1 tsp vanilla extract

2 cups fresh blueberries

Method

Preheat the oven to 180°C. Line a 12-cup muffin tray with 6 paper muffin cups.

Combine all of the dry ingredients in a large mixing bowl.

In a separate bowl, whisk the eggs. Add in the Greek yoghurt, maple syrup and vanilla. Whisk until incorporated.

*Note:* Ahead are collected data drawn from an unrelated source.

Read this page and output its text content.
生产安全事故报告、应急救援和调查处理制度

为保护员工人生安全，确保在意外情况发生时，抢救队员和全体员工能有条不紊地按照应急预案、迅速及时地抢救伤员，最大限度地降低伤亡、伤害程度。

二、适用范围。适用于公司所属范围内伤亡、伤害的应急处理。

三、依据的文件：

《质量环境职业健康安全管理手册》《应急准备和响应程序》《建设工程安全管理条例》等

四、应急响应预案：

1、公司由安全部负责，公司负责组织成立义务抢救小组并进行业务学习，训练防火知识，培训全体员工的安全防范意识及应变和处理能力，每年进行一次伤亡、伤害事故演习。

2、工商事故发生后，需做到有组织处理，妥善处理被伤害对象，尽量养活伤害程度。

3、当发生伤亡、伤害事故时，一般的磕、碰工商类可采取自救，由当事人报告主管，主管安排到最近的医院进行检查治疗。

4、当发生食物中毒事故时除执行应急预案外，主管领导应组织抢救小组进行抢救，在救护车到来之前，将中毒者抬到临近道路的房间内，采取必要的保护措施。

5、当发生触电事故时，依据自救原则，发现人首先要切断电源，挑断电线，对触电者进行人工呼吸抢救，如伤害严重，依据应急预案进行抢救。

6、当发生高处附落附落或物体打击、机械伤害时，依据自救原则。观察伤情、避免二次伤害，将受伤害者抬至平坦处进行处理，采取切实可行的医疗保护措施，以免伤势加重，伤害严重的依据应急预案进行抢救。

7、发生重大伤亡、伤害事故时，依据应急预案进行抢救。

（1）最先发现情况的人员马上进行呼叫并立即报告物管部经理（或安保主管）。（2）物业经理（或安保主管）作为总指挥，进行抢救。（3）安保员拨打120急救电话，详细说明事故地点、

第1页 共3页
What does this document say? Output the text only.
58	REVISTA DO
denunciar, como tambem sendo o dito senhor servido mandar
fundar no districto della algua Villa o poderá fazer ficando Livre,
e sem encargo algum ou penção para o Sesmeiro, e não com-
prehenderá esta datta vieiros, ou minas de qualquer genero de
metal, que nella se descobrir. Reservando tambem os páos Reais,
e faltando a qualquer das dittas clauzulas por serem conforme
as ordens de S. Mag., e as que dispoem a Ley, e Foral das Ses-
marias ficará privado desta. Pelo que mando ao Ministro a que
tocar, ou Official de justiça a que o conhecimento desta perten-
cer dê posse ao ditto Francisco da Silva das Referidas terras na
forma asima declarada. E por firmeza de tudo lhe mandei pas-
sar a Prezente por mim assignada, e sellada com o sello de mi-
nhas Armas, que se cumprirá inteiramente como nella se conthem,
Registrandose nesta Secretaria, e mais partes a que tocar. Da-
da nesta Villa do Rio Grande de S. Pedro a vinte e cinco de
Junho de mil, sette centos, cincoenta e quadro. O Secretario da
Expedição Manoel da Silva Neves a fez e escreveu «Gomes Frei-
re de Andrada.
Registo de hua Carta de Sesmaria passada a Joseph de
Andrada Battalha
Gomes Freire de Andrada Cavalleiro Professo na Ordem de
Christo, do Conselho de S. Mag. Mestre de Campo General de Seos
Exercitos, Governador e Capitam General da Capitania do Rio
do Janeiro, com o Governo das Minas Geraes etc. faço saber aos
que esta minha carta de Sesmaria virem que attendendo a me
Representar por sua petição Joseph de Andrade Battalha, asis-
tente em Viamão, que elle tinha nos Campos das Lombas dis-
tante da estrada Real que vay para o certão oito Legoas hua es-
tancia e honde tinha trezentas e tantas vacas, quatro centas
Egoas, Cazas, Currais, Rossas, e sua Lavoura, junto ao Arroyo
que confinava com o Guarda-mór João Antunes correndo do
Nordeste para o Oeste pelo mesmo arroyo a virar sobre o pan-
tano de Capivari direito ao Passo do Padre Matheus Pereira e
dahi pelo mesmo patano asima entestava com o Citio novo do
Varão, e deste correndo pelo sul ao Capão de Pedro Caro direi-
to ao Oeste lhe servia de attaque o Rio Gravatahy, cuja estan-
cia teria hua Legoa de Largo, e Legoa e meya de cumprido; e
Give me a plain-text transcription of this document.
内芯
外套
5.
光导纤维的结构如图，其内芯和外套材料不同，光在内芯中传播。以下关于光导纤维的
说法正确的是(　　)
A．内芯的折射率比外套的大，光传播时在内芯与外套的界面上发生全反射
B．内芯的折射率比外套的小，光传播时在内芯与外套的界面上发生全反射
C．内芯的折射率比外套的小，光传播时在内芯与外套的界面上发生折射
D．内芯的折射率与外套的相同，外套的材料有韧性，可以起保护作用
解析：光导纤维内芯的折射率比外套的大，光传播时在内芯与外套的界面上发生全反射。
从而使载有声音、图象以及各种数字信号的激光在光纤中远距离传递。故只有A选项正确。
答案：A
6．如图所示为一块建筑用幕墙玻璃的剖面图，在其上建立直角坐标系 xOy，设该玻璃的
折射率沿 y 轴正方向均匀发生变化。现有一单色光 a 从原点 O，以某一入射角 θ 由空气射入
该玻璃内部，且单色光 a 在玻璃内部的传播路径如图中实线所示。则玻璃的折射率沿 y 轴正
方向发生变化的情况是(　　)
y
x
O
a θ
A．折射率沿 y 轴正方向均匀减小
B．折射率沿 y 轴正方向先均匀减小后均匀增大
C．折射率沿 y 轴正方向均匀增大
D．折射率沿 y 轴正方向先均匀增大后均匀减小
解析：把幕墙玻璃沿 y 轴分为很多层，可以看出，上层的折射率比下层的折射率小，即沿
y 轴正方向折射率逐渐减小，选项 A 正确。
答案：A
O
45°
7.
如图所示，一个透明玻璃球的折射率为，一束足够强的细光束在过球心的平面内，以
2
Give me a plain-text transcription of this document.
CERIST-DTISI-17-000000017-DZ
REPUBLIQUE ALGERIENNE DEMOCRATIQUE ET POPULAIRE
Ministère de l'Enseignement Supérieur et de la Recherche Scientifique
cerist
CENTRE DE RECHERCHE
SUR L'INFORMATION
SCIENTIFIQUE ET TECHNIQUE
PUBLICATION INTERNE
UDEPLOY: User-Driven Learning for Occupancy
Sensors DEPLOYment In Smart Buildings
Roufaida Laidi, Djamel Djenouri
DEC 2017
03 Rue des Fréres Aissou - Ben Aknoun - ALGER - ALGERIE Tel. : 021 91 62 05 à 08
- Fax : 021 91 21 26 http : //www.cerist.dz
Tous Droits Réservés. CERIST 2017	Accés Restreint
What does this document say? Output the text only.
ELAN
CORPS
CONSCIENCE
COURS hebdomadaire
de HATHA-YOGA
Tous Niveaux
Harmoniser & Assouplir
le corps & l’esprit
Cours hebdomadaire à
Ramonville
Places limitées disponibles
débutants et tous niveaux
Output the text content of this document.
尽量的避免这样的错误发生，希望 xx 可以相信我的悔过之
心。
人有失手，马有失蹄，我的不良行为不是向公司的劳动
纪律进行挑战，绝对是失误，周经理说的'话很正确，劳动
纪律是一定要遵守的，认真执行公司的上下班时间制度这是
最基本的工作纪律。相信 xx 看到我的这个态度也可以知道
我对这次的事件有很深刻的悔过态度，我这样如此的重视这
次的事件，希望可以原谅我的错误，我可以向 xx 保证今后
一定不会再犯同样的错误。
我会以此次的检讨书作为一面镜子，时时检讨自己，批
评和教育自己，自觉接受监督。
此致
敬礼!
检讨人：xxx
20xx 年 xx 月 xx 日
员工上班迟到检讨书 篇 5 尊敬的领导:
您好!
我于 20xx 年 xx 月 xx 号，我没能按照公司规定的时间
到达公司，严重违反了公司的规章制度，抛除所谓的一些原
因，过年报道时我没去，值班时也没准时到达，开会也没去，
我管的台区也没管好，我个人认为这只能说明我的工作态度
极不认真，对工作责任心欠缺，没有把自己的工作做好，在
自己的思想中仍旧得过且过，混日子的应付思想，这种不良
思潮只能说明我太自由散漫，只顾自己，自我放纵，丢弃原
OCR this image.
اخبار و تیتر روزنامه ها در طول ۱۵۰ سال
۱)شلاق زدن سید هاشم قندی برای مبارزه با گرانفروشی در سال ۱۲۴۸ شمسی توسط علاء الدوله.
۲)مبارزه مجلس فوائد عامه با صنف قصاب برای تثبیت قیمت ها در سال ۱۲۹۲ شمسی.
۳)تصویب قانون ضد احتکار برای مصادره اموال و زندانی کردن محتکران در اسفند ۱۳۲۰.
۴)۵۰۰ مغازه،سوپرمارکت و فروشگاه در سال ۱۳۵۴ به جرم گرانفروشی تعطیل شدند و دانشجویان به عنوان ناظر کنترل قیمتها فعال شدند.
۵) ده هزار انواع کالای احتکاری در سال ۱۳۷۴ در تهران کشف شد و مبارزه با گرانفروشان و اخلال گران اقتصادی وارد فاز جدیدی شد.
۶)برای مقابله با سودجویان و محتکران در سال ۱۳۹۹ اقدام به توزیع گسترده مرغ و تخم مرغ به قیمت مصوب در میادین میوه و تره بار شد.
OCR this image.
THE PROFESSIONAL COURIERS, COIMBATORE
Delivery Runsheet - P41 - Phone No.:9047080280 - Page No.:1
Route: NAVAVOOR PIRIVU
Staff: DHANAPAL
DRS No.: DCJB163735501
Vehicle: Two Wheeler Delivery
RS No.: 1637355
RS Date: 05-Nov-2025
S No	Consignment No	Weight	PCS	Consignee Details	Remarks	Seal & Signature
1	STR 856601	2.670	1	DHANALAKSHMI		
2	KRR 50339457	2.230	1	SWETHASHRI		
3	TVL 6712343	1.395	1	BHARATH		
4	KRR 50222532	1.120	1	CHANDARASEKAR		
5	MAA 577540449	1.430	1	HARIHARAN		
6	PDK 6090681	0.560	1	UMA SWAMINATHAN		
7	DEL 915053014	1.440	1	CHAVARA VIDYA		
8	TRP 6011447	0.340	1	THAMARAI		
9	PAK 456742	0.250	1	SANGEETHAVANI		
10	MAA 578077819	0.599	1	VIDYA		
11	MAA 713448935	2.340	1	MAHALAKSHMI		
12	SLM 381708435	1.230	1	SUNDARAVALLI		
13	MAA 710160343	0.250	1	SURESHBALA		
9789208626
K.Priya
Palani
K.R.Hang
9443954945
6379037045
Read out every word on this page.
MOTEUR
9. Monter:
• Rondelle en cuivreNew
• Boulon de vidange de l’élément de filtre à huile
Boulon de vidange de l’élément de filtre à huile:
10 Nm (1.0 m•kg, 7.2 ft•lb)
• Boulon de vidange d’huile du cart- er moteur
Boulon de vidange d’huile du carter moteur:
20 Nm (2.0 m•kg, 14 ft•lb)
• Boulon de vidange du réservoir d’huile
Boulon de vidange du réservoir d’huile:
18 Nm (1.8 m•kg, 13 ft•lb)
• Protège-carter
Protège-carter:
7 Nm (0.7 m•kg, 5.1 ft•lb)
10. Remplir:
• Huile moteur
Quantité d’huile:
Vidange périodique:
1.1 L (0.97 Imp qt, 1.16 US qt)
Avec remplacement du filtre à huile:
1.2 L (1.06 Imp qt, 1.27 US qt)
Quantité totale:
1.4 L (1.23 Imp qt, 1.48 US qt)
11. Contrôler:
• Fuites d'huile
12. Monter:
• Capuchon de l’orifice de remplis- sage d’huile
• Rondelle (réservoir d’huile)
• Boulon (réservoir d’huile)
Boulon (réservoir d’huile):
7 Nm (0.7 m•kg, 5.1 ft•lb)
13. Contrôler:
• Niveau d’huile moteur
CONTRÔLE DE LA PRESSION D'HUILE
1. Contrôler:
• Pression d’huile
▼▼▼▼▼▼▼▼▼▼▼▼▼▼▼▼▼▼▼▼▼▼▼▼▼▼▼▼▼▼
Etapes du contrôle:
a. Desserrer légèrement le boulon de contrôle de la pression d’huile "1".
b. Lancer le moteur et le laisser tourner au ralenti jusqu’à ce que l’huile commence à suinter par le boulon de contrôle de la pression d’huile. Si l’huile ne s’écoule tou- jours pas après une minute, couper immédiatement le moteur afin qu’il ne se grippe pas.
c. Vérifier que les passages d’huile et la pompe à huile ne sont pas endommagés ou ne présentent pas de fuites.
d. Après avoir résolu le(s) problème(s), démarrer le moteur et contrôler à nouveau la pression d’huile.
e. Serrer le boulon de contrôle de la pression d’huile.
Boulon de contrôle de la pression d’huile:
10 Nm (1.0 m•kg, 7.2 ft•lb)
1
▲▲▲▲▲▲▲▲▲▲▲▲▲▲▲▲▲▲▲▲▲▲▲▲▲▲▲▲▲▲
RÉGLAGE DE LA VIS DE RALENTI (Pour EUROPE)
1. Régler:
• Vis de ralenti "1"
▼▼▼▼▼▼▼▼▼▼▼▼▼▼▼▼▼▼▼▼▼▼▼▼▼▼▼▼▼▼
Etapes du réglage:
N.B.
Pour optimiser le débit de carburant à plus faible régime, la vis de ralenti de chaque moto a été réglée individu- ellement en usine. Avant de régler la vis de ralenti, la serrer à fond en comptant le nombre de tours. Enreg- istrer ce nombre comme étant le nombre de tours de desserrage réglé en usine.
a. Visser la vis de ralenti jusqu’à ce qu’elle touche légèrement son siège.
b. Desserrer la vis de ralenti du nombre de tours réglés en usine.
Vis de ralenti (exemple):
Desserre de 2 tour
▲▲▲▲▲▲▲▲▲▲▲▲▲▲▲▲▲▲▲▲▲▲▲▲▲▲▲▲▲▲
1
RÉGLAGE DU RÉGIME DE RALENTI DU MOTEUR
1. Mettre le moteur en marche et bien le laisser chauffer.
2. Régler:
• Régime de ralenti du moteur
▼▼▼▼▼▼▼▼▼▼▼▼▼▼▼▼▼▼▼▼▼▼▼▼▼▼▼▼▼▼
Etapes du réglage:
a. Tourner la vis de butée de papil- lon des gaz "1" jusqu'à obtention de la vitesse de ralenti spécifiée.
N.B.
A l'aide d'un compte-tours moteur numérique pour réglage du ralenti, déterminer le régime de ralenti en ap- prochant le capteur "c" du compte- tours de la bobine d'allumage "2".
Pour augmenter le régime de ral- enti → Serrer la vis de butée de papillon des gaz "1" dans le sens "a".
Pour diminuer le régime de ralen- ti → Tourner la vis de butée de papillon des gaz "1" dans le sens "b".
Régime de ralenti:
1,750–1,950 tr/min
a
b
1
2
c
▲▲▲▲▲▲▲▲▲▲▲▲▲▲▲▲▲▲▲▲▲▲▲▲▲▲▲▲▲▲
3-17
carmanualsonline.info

Make a well in the dry ingredients and pour the wet ingredients in.

Stir to combine.

Spoon ⅓ of the batter into the muffin cups. Sprinkle ⅓ of the blueberries on top, gently pressing them into the batter. Repeat this process with the remaining batter and blueberries. Top the muffins with a sprinkle of chia seeds.

Bake in the oven for 30-35 minutes or until the muffins are cooked through.

Keep stored in an airtight container in the fridge for up to 3 days. Alternatively, wrap each muffin individually and freeze them for up to 1 month. Defrost and warm before eating.

Notes

For a plant-based alternative:

Replace the eggs with 3 chia or flaxseed eggs.